Warme Ozeane
Westantarktische Gletscher schrumpfen schneller
Ungewöhnlich hohe Meereswassertemperaturen lassen Gletscher in der Antarktis rasant schmelzen.
Die Gletscher der westlichen Antarktischen Halbinsel waren über einen längeren Zeitraum vergleichsweise stabil. In den vergangenen Jahren hat die Erwärmung des Ozeans aber teilweise bereits zu einem dynamischen Wandel geführt, wie ein Forscherteam mit österreichischer Beteiligung anhand des Cadman Gletschers im Fachjournal "Nature Communications" zeigt.
Die Wissenschafter um den Glaziologen Benjamin Wallis von der University of Leeds (Großbritannien) untersuchten mithilfe hochauflösender Satellitendaten und ozeanografischen Messungen die Stabilität des Cadman Gletschers zwischen 1991 und 2022. Eine wichtige Rolle spielt dabei Schelfeis, das die Geschwindigkeit der Bewegung des Gletschers in Richtung Meer verlangsamt. Schmilzt das Schelfeis, verringert sich seine Stützkraft.
Der Cadman sei insofern ein außergewöhnlicher Gletscher, als er eines der letzten Eisschelfe an der Westseite der Antarktischen Halbinsel aufgewiesen habe, erklärte Thomas Nagler von der Innsbrucker Forschungsfirma ENVEO, einer der Studienautoren, gegenüber der APA.
Eis auf Gletscher jährlich um etwa 20 Meter dünner geworden
Konkret sollen ungewöhnlich hohe Meereswassertemperaturen Anfang 2018/19 einen raschen Wandel ausgelöst haben. Die Wissenschafter vermuten, dass das Schelfeis, umgeben von wärmerem Meerwasser, das über einen 400 Meter tiefen Kanal dorthin gelangte, dünner wurde, sich vom Boden löste und den Gletscher quasi nicht mehr zurückhalten konnte. Beim Schelfeis handelt es sich um großflächige, bis zu 1.000 Meter dicke Eisplatten, die auf dem Meer schwimmen, aber noch mit dem Land verbunden sind. Gespeist werden sie von schnell fließenden Teilen des Eisschildes.

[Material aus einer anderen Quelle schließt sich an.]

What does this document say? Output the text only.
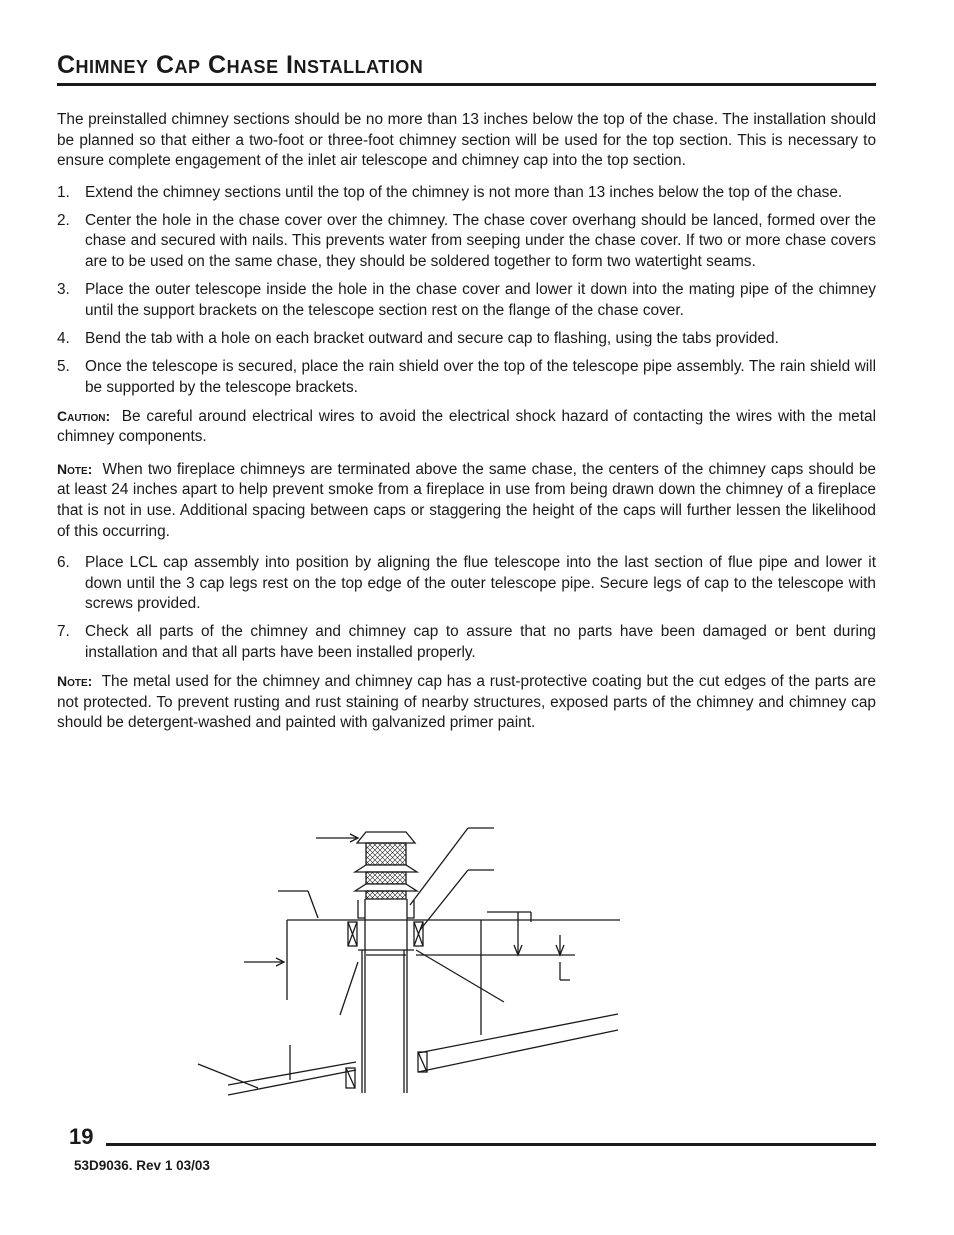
Chimney Cap Chase Installation

The preinstalled chimney sections should be no more than 13 inches below the top of the chase. The installation should be planned so that either a two-foot or three-foot chimney section will be used for the top section. This is necessary to ensure complete engagement of the inlet air telescope and chimney cap into the top section.

1. Extend the chimney sections until the top of the chimney is not more than 13 inches below the top of the chase.
2. Center the hole in the chase cover over the chimney. The chase cover overhang should be lanced, formed over the chase and secured with nails. This prevents water from seeping under the chase cover. If two or more chase covers are to be used on the same chase, they should be soldered together to form two watertight seams.
3. Place the outer telescope inside the hole in the chase cover and lower it down into the mating pipe of the chimney until the support brackets on the telescope section rest on the flange of the chase cover.
4. Bend the tab with a hole on each bracket outward and secure cap to flashing, using the tabs provided.
5. Once the telescope is secured, place the rain shield over the top of the telescope pipe assembly. The rain shield will be supported by the telescope brackets.

Caution: Be careful around electrical wires to avoid the electrical shock hazard of contacting the wires with the metal chimney components.

Note: When two fireplace chimneys are terminated above the same chase, the centers of the chimney caps should be at least 24 inches apart to help prevent smoke from a fireplace in use from being drawn down the chimney of a fireplace that is not in use. Additional spacing between caps or staggering the height of the caps will further lessen the likelihood of this occurring.

6. Place LCL cap assembly into position by aligning the flue telescope into the last section of flue pipe and lower it down until the 3 cap legs rest on the top edge of the outer telescope pipe. Secure legs of cap to the telescope with screws provided.
7. Check all parts of the chimney and chimney cap to assure that no parts have been damaged or bent during installation and that all parts have been installed properly.

Note: The metal used for the chimney and chimney cap has a rust-protective coating but the cut edges of the parts are not protected. To prevent rusting and rust staining of nearby structures, exposed parts of the chimney and chimney cap should be detergent-washed and painted with galvanized primer paint.

19
53D9036. Rev 1 03/03
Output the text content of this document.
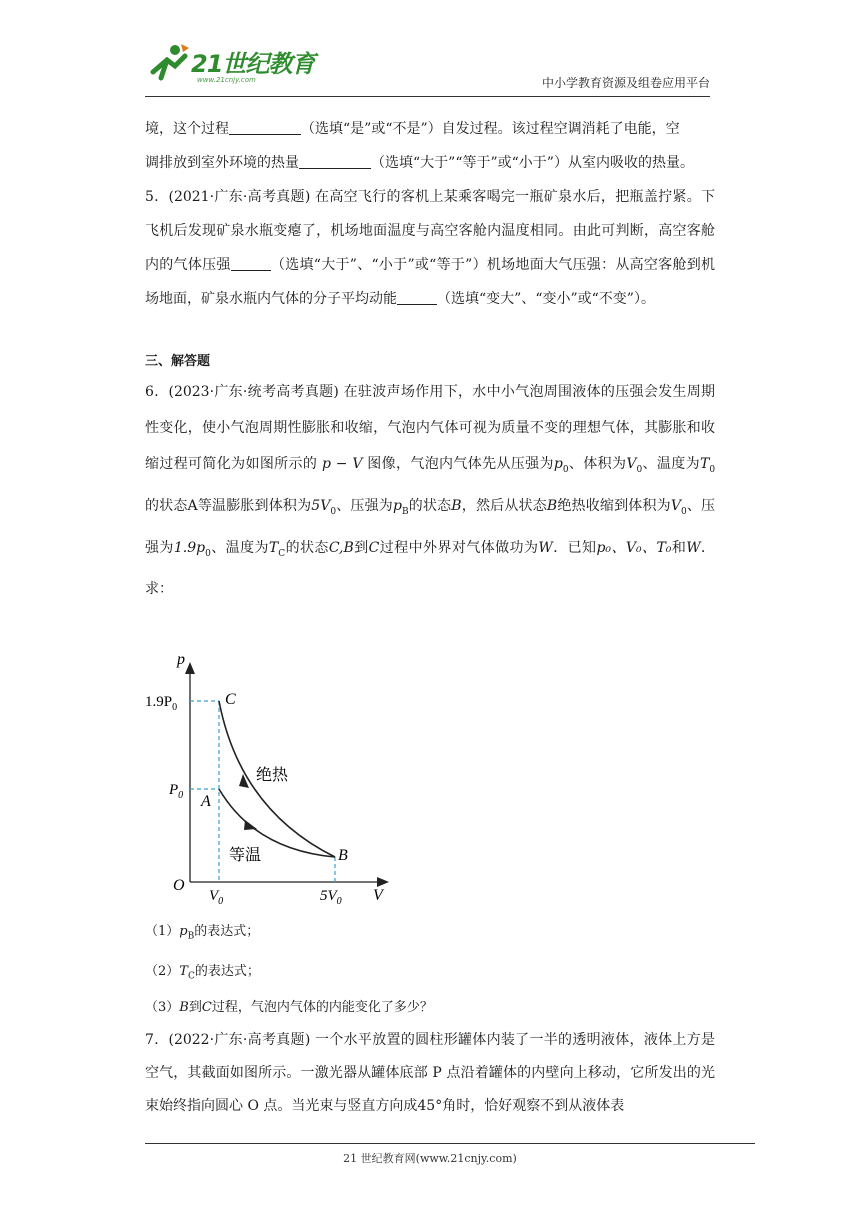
21世纪教育
www.21cnjy.com	中小学教育资源及组卷应用平台

境，这个过程	（选填“是”或“不是”）自发过程。该过程空调消耗了电能，空

调排放到室外环境的热量	（选填“大于”“等于”或“小于”）从室内吸收的热量。

5．(2021·广东·高考真题) 在高空飞行的客机上某乘客喝完一瓶矿泉水后，把瓶盖拧紧。下飞机后发现矿泉水瓶变瘪了，机场地面温度与高空客舱内温度相同。由此可判断，高空客舱内的气体压强	（选填“大于”、“小于”或“等于”）机场地面大气压强：从高空客舱到机场地面，矿泉水瓶内气体的分子平均动能	（选填“变大”、“变小”或“不变”）。

三、解答题

6．(2023·广东·统考高考真题) 在驻波声场作用下，水中小气泡周围液体的压强会发生周期性变化，使小气泡周期性膨胀和收缩，气泡内气体可视为质量不变的理想气体，其膨胀和收缩过程可简化为如图所示的 p − V 图像，气泡内气体先从压强为$p_0$、体积为$V_0$、温度为$T_0$的状态A等温膨胀到体积为$5V_0$、压强为$p_B$的状态B，然后从状态B绝热收缩到体积为$V_0$、压强为$1.9p_0$、温度为$T_C$的状态C,B到C过程中外界对气体做功为W．已知p₀、V₀、T₀和W．求：

p
V
O
$1.9P_0$
$P_0$
$V_0$	$5V_0$
C
A
B
绝热
等温
$(1)p_B$的表达式；
$(2)T_C$的表达式；
（3）B到C过程，气泡内气体的内能变化了多少？

7．(2022·广东·高考真题) 一个水平放置的圆柱形罐体内装了一半的透明液体，液体上方是空气，其截面如图所示。一激光器从罐体底部 P 点沿着罐体的内壁向上移动，它所发出的光束始终指向圆心 O 点。当光束与竖直方向成45°角时，恰好观察不到从液体表

21 世纪教育网(www.21cnjy.com)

In der 30-jährigen Zeitreihe der Untersuchung veränderten sich die Fließgeschwindigkeiten deutlich. Der Gletscher beschleunigte sich von 1,67 Kilometer pro Jahr im Februar 1991 auf einen Höchstwert von 3,20 Kilometer pro Jahr im Mai 2022, ein Zuwachs von 91 Prozent. Das Schelfeis zeigte in diesem Zeitraum einen noch größeren Geschwindigkeitsanstieg von 1,33 auf 3,87 Kilometer pro Jahr (plus 191 Prozent).
2,16 Mrd. Tonnen Eis pro Jahr geschmolzen
Den Forschern zufolge befindet sich der Cadman Gletscher in einem Zustand "erheblichen dynamischen Ungleichgewichts". Das Eis auf dem Gletscher sei jährlich um etwa 20 Meter dünner geworden. Jedes Jahr würden zudem rund 2,16 Mrd. Tonnen Eis vom Gletscher in den Ozean fließen.
"Wir waren überrascht zu sehen, wie schnell sich Cadman von einem scheinbar stabilen Gletscher zu einem Gletscher entwickelt hat, bei dem wir eine plötzliche Verschlechterung und einen erheblichen Eisverlust beobachten konnten", erklärte der britische Glaziologe Benjamin Wallis in einer Aussendung. Solche Kipppunkte könnten den Eisabfluss sowie den Rückzug und die dynamische Ausdünnung von Gletschern auf der Antarktischen Halbinsel extrem verstärken.